Staff Software Engineer, Compute Infrastructure
San Francisco, United States
Airbnb is a mission-driven company dedicated to helping create a world where anyone can belong anywhere. It takes a unified team committed to our core values to achieve this goal. Airbnb's various functions embody the company's innovative spirit and our fast-moving team is committed to leading as a 21st century company.
The Compute Infrastructure team builds and maintains the Kubernetes-based infrastructure that powers the Airbnb site. As a software engineer on this team, you’ll work on one of the largest end user Kubernetes deployments in the community that runs a variety of production-facing workloads and integrates with almost all other infrastructure systems at Airbnb. With users around the world, reliability, scalability, efficiency and high availability are our team’s core concerns.
Airbnb is a member of the Cloud Native Compute Foundation’s end user community and regularly meets with peer companies to discuss cloud native engineering challenges at scale.
What you'll do:
- Lead development of an internal PaaS called OneTouch, that provides an easy integration point for Airbnb’s product teams to deploy and manage their services.
- Manage and deploy Kubernetes infrastructure on top of the public cloud.
- Deliver frameworks and platforms that are secure, efficient, mature and highly available that abstract away infrastructure complexity.
- Optimize existing systems/services to improve performance and efficiency.
- Systematically improve availability by applying industry and distributed systems best practices.
- Work with other talented and friendly infrastructure engineers to build the foundation for Airbnb’s technical growth over the next decade.
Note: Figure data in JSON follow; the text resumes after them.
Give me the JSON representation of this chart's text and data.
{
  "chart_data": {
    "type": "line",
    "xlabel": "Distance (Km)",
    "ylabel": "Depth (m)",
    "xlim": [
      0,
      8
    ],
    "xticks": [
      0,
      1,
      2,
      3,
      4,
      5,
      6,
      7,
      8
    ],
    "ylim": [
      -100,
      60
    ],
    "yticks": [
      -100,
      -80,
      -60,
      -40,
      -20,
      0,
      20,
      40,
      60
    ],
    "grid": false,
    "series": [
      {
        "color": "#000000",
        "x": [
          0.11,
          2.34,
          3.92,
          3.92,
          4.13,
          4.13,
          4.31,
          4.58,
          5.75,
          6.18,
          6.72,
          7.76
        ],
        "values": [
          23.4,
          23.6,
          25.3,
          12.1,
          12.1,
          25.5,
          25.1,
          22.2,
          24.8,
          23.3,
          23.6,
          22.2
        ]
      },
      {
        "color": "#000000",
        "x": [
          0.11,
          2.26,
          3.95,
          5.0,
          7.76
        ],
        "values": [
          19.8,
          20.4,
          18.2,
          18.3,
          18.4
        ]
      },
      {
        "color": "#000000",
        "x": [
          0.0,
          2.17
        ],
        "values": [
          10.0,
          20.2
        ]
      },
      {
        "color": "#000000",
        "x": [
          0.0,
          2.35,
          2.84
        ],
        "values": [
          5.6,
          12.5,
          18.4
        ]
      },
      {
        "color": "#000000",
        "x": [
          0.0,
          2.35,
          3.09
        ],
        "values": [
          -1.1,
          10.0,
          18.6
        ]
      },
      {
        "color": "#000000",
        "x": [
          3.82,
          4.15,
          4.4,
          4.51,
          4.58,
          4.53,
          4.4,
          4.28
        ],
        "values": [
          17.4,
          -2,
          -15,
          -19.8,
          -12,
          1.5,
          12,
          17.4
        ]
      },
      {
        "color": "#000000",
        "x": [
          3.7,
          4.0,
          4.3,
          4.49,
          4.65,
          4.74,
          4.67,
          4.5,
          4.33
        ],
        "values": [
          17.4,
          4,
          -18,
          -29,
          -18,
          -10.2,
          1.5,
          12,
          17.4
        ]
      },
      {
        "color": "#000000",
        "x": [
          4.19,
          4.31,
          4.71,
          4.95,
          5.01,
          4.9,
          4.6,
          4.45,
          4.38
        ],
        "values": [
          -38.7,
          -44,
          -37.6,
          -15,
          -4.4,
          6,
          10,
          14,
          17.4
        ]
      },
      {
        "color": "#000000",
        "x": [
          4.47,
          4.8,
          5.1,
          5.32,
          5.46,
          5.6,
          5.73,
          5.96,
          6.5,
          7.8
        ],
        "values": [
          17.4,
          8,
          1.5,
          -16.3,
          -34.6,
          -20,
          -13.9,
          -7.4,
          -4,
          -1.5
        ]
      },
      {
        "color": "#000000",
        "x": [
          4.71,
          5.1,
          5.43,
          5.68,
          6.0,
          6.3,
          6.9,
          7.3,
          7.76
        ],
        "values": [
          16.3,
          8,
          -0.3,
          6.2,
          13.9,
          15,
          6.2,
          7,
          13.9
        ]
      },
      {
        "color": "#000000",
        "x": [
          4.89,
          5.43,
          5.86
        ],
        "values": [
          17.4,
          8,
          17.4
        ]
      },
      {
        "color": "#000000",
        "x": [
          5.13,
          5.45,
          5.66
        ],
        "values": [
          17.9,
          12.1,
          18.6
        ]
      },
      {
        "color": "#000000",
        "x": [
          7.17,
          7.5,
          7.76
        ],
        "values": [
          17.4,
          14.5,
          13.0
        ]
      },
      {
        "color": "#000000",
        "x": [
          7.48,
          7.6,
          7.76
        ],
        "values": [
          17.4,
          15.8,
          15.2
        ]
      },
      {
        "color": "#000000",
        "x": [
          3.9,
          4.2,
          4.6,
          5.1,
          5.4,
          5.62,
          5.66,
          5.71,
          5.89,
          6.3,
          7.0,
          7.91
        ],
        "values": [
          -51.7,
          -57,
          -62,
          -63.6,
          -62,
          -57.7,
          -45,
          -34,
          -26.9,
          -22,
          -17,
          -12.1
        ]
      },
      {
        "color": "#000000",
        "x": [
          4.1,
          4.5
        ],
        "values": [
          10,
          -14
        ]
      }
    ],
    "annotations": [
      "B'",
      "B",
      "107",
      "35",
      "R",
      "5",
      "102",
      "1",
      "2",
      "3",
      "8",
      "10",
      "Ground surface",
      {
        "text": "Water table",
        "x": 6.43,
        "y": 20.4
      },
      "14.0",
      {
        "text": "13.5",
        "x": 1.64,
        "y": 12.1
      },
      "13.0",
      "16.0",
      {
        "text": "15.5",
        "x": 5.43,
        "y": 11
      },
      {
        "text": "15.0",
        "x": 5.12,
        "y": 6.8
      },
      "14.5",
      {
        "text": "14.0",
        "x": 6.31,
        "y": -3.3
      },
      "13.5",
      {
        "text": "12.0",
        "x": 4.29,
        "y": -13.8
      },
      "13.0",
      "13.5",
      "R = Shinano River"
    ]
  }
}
- 8+ years of relevant software development industry experience in a fast paced, high growth tech environment.
- Experience leading and shipping large scope technical projects in collaboration with multiple experienced engineers.
- Expertise with a public cloud provider (AWS, GCP, Azure) and their infrastructure as a service offering (e.g. EC2).
- Experience running with large scale container orchestration systems (e.g. Kubernetes, Borg, Tupperware, Mesos) or high performance computing.
- Familiar with Linux system administration and container technology.
- You are passionate about building and using great developer tools.
- You are a full-cycle developer: strong ownership and experience building and operating high-scale, distributed systems across the full software life cycle.
- You have excellent communication skills and the ability to work well within a team and across engineering teams.
- You are a strong problem solver and have solid production debugging skills.
- You are passionate about efficiency, availability, quality and system quality.
What we’ve done:
- Introduced a Kubernetes backed compute platform to the company and led the migration of hundreds of new and existing services to Kubernetes, helping to deprecate Airbnb’s monolith.
- Related talks:
- Built out the first phase of our next generation service mesh using Envoy and Istio to connect all of Airbnb’s services.
- Rolled out auto-scaling across all of Airbnb’s Kubernetes clusters to provide elasticity and improved efficiency.
- Built tooling to allow users to deploy microservices to production with a simple set of commands.
- Shipped a distributed counting service, which is one of the highest throughput services, that powers other applications at Airbnb.
- Delivered a framework for cross-region data backup and recovery.